Lens filters are transparent or translucent glass or gelatin elements that attach to the front of a lens. They protect the camera lens, alter the characteristics of light passing through the lens or add special effects and colors to an image. They come in two types -- screw-in filters and slot-in filters.
A Fixed Focal-length lens has a set focal length, measured in millimeters. A fixed focal-length lens is also called a "prime lens." Fixed focal-length lenses are markedly sharper than zoom lens, because they employ a lower number of lens elements so therefore the machining of the glass can be that much more precise.
Flare or lens flare, is a photographic phenomenon in which a light source enters the lens at a specific angle, and causes a pluming effect with the light. It's caused by aberrations in the manufacture of the lens' glass elements.
Flash Extender is a device that can increase a flash's light output by up to 3 stops of light depending on one's flash zoom setting.
Flash Synchronization is the automatic process in which the camera's shutter speed is synchronized with the camera's flash, such that the flash fires as a precise moment during the opening and closing of the shutter to provide additional exposure light on a subject.
Also known as the hot shoe, the flash socket is the bracket that holds a dedicated flash unit in place on the camera and enables the camera's automatic functions to synchronize with the flash unit.
Focal Length is the specific length of the lens' frontal glass element going back to the rear element, measured in millimeters. Focal length of a lens also dictates the various image properties of a lens (i.e. a short, wide angle lens has completely different properties than a long, telephoto lens). The focal length also determines the amount of magnification a lens provides.
Focal Point is the point in which the light entering the lens converges on a single point to generate the image. It is the exact point where the lens gives maximum sharpness and is denoted in your camera's viewfinder with a circle or a set of brackets.

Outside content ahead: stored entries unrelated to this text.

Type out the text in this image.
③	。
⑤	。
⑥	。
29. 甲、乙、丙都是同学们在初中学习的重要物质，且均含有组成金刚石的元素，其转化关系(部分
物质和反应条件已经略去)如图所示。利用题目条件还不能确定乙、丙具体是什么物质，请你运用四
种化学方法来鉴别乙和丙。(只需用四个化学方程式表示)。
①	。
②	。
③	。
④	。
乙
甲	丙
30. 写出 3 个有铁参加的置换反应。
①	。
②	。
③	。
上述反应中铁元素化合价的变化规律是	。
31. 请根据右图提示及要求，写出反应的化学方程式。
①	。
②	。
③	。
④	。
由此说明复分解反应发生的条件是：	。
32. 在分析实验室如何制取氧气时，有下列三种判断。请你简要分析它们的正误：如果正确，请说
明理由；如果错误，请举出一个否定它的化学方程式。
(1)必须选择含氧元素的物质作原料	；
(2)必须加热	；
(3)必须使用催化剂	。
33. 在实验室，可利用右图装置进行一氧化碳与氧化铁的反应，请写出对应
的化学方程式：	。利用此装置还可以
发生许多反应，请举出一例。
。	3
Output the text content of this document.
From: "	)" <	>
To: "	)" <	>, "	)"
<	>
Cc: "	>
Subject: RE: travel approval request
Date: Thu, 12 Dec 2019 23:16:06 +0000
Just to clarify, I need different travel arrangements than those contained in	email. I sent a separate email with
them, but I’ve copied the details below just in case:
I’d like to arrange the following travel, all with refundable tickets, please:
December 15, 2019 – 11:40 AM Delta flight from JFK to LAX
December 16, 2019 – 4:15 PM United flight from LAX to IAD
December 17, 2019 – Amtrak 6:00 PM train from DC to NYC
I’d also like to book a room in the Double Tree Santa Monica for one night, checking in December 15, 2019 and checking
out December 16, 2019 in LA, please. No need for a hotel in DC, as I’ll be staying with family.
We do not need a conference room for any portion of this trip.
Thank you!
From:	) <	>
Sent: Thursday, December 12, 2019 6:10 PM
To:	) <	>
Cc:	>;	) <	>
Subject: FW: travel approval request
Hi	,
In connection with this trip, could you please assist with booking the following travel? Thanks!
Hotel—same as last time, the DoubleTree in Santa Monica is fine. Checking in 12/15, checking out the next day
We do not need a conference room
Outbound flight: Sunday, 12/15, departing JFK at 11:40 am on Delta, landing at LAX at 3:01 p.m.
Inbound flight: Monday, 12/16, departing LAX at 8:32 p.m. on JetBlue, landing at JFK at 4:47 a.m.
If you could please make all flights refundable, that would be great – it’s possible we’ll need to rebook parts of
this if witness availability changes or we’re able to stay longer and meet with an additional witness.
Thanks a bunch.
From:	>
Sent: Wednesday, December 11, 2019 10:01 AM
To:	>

Focus Tracking refers to the automatic mechanical feature in which the camera's on-board computer calculates the relative speed of a moving subject in order to effectively focus the lens on the subject. Focus tracking enables the photographer to acquire tack-sharp, in-focus photos of moving objects. A favorite feature among sports photographers.
Front Lighting is a lighting technique in which the light sources (natural or artificial) are in front of the subject. Unfortunately, Front Lighting can result in flat images, particularly in portraits.
F-stop is the mathematical value of the size of the aperture; while the actual aperture hole varies in size depending on the focal length of the lens, the f-stop value allows for uniform understanding of how much light exactly travels through the lens to give the same exposure value, regardless of lens length.